June 19th, 2006 at 2:37 am
You guys are idiots. This technology isnt really that important for videogames or 3d-animation, but for robots navigating. With this technology a robot helicopter or land vehicle could navigate down a crowded city street using traditional video camera’s to see where its going.
This is the future of input for robotics.
June 19th, 2006 at 5:21 am
Well, application in video games and other mediums is feasible. While manual work is still required, this could start out as a great blueprint for graphical applications. Imagine, for instance, a stadium in a sports game, starting out with the simple 2-D image, then transformed into 3-D. All the programmers would have to do is add some more texturing on top and clean up some of the imagery, and you could have a rather accurate field to play in. The possibilities are limitless!
June 19th, 2006 at 9:54 am
If you have 2 cameras you can easily do stereographic imaging with photogrammetry.

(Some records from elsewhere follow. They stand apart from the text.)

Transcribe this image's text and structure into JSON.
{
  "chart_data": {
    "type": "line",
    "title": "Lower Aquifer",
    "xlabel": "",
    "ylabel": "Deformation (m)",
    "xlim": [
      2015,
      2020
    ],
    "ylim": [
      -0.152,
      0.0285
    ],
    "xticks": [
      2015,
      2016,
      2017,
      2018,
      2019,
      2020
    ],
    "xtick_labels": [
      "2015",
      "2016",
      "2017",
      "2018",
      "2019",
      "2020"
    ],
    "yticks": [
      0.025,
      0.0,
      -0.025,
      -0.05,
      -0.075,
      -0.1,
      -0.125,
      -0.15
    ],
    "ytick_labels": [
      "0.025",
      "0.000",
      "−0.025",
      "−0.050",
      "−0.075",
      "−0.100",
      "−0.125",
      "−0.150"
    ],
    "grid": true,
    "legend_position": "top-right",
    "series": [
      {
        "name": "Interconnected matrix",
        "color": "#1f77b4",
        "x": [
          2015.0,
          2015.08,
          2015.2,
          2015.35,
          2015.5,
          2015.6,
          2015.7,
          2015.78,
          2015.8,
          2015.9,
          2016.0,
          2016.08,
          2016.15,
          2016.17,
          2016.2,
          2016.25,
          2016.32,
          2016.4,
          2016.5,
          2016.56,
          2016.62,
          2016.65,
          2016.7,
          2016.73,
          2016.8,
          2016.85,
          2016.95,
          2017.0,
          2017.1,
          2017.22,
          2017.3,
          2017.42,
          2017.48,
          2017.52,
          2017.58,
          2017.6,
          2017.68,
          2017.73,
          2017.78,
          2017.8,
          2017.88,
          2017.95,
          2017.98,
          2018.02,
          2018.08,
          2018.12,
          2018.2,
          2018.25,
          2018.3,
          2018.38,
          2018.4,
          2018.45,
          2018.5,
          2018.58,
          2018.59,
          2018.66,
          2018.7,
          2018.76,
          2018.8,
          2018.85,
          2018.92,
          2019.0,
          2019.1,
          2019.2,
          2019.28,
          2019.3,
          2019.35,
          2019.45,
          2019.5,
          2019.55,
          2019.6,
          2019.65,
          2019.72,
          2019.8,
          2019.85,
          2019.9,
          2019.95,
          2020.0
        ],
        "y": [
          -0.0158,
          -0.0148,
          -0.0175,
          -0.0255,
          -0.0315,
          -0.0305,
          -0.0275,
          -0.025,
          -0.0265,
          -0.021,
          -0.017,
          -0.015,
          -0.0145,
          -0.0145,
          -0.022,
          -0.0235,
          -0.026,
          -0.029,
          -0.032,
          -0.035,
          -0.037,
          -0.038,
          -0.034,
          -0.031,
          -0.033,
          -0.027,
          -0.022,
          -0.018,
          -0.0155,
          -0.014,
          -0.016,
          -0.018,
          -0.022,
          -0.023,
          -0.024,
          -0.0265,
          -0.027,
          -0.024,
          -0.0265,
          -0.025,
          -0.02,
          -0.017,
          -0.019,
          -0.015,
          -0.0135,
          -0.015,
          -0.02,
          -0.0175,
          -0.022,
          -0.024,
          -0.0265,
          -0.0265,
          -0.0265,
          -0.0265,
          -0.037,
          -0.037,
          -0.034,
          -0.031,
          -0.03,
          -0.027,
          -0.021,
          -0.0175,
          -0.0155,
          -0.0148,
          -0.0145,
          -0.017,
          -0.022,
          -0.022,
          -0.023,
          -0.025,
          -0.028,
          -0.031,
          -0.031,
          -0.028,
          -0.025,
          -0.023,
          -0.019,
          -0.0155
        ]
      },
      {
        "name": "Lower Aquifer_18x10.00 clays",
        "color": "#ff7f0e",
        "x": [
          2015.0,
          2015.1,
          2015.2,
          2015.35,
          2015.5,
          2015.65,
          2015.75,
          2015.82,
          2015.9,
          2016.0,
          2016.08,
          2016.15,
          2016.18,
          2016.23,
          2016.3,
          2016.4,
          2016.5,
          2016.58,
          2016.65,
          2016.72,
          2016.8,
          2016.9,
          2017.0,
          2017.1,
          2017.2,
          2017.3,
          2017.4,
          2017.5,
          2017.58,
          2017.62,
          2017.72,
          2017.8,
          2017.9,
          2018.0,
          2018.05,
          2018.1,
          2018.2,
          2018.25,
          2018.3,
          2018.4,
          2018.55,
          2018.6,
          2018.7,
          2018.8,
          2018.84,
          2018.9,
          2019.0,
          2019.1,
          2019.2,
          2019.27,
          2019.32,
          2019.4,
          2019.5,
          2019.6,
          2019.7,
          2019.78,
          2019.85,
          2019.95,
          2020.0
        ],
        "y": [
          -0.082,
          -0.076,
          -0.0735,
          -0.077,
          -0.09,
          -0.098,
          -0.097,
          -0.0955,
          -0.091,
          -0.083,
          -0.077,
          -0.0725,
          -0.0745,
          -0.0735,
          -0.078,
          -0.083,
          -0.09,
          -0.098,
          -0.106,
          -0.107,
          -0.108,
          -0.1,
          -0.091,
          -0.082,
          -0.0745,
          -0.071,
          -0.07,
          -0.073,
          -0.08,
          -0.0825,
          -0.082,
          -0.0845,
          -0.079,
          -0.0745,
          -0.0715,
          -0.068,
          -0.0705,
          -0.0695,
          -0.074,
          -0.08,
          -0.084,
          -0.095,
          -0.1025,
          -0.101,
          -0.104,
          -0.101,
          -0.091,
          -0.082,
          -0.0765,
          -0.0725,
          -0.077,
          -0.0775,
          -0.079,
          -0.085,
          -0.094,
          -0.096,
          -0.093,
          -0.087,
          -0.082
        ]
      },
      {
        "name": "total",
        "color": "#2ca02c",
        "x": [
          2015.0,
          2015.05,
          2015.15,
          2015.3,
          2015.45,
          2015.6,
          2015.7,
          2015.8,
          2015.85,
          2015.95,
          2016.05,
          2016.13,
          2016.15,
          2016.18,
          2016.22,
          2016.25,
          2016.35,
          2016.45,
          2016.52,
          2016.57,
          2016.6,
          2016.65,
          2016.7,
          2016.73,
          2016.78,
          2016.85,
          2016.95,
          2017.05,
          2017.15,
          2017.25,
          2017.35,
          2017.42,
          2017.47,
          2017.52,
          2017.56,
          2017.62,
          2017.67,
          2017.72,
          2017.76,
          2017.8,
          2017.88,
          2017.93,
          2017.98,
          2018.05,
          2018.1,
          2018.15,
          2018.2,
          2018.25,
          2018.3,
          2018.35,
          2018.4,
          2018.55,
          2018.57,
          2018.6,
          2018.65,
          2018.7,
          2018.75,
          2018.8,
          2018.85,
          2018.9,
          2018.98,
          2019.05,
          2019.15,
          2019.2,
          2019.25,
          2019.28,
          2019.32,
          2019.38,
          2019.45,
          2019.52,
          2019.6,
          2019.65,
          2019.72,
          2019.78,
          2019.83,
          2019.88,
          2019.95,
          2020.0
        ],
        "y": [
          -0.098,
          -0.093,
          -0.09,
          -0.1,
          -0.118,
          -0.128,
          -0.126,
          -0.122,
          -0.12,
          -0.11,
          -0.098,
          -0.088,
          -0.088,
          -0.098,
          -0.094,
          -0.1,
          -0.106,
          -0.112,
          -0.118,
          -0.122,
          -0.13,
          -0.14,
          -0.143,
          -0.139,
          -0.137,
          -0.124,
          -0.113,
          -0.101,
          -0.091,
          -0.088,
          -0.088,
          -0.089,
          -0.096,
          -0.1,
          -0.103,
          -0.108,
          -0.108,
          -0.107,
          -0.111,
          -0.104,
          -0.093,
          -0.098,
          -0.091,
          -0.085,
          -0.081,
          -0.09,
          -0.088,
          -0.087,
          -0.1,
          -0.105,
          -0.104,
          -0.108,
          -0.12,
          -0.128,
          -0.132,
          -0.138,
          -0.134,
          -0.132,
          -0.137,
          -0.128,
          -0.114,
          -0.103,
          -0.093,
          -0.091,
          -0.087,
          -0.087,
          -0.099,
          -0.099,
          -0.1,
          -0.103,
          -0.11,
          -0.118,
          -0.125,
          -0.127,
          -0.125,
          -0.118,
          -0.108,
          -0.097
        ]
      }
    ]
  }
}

Probably they will use this technology for that?
June 19th, 2006 at 11:32 am
Or a multiplayer game, connected to the users webcam that takes a few snapshots of the room you’re playing in… players could visit each other, whooping each others asses in their living rooms
June 19th, 2006 at 12:28 pm
Come on guys, firstly this technology would be in an early state of development, yes they have a long way to go if it was to be used in 3d gaming and annimation and all that. However what the technology is desgned for, this is one hell of a leap forward. I was rather impressed.
June 21st, 2006 at 9:39 am
As mentioned, this isn’t really anything new. Such technologies have been around for QUITE some time now. Practical usage in games would be almost nil.
Since game developement entrails OPTIMIZATION of 3D and not just a splattering of a complex mesh, the results attained manually would be nowhere near what can be accomplished with multiple perspective references and a modeler with a good knack for minimalistic poly-flow. Additionally the textures seem to be procedurally generated on the fly, giving distance objects a very blurred setup. I’m not quite sure quite why they didn’t go with a vertex coloring scheme to speed up the process and more easily interpret depth.
As you might have also noticed, it’s not a FULL 3D image either. Merely what the photograph can show. If you tilt the camera around to the backside of any such images, you’d have an empty shell of an already complex high-triangle mesh.
The usages for this have been stated as well. Primarily robotic input interpretation. The only problem is that such technologies “usually” (or at least have in the past) taken extensive time to render. A robotic input “eye” would need to update something like at a least a fair rate — even faster if movement was involved or you needed accuracy beyond 2-4 SPF (seconds per frame).